If you cast this spell for its mutate cost, it becomes overlaid on target creature you own that shares a creature type or inheritable keyword with it. Mutate is the keyword we're using to let players build their own monsters. They were pretty cool though, so maybe in the future if creature keywords return.

#Ikoria quick draft guide upgrade#

That whole style of card, creatures that upgrade themselves with keywords for mana, ended up not getting made. At the time of this document, I didn't believe the cards would actually be printed with the monstrosity keyword, but we left it on so that Set Design could make the call. One, mutate changed during set design to no longer directly interact with keyword counters, and two, monstrosity ended up not being used in the set. These cards could be done without the monstrosity keyword, but the flavor seems like such a homerun for this set.Įverything above actually came to pass with two exceptions. Monstrosity – There are a number of spells that use the monstrosity ability to grant a keyword counter rather than a +1/+1 counter. If you cycle the card, you get to put a keyword counter on target creature that has the ability on the creature. Trainers – This is an uncommon cycle of humanoids (non-monsters) that put a specific keyword counter on another creature when they enter the battlefield and then have an activated ability that can affect a creature with that ability.Ĭycling – We have an uncommon creature cycle with cycling.

ikoria quick draft guide

There is a common cycle that gives you two choices and some higher rarity cards that give you more than two choices. Versatile creatures – These are creatures that give you a choice of keyword counters when the creature enters the battlefield. Spell effects – Any place we would grant a keyword ability until end of turn we instead put a keyword counter on the creature. Keyword counters are being used in several ways: The Set Design team decided just to print nine. We did try very hard during vision design to have ten keyword counters, one that overlapped each two-color pair, but prowess not working out left a gap in blue-red. We also liked the idea that this evolution had some variance built into it. We decided we wanted to create a more fluid evolution where various creatures could evolve into others. This had a number of issues, the biggest two being difficulty in consistently making it happen and the repetition of play when you do. It can evolve into Creature B, which can then evolve into Creature C.

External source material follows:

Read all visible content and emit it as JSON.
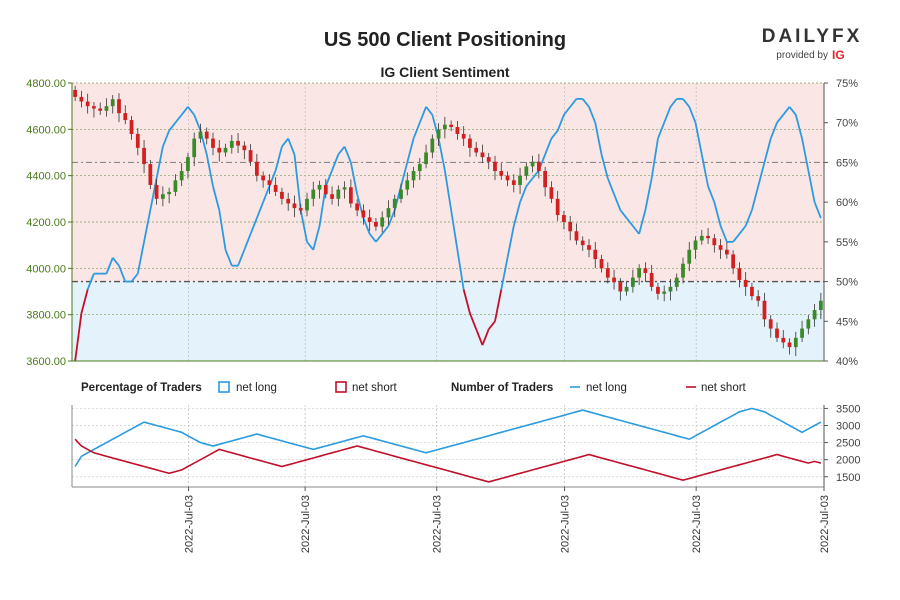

#Ikoria quick draft guide series#

The lowest-hanging fruit was a series of creatures that evolved from one another. We wanted some kind of monster evolution, so we examined the various ways we could handle it. If those are the only things monsters were in this set, we'd quickly paint ourselves into a corner. Monsters, normally, are big and splashy, but low in number. This requires us looking at how we usually handle it and understand what happens when we change how much of it we're doing. It's common to take a theme we normally do in small volumes and crank it up to make it the major theme. In Ikoria, this had a lot to do with how Magic has treated monsters in the past and what we had to do differently to make a monster-focused set. We made a lot of individual choices, and it's important that I walk them through what factors shaped those choices. I don't just want to tell the Set Design team what we did. This is about as in the weeds and behind the scenes as it gets. Two, a lot changed during set design, so what you're seeing is the set as it was handed off. The boxes contain commentary for added insight into what was going on during vision design and/or commentary about how things would later be adapted during set design. One, everything not in a box below is the actual document as I wrote it two years ago. I showed the Throne of Eldraine vision design document last fall ( Part 1 and Part 2), and it was received well, so I thought I'd do the same with the Ikoria (called throughout the document by its codename "Cricket"). The document lays out the vision that the Vision Design team created for the set and spells out all the mechanics and themes that they've created thus far. At the end of all vision designs, the lead vision designer creates a vision design handoff document for the Set Design team.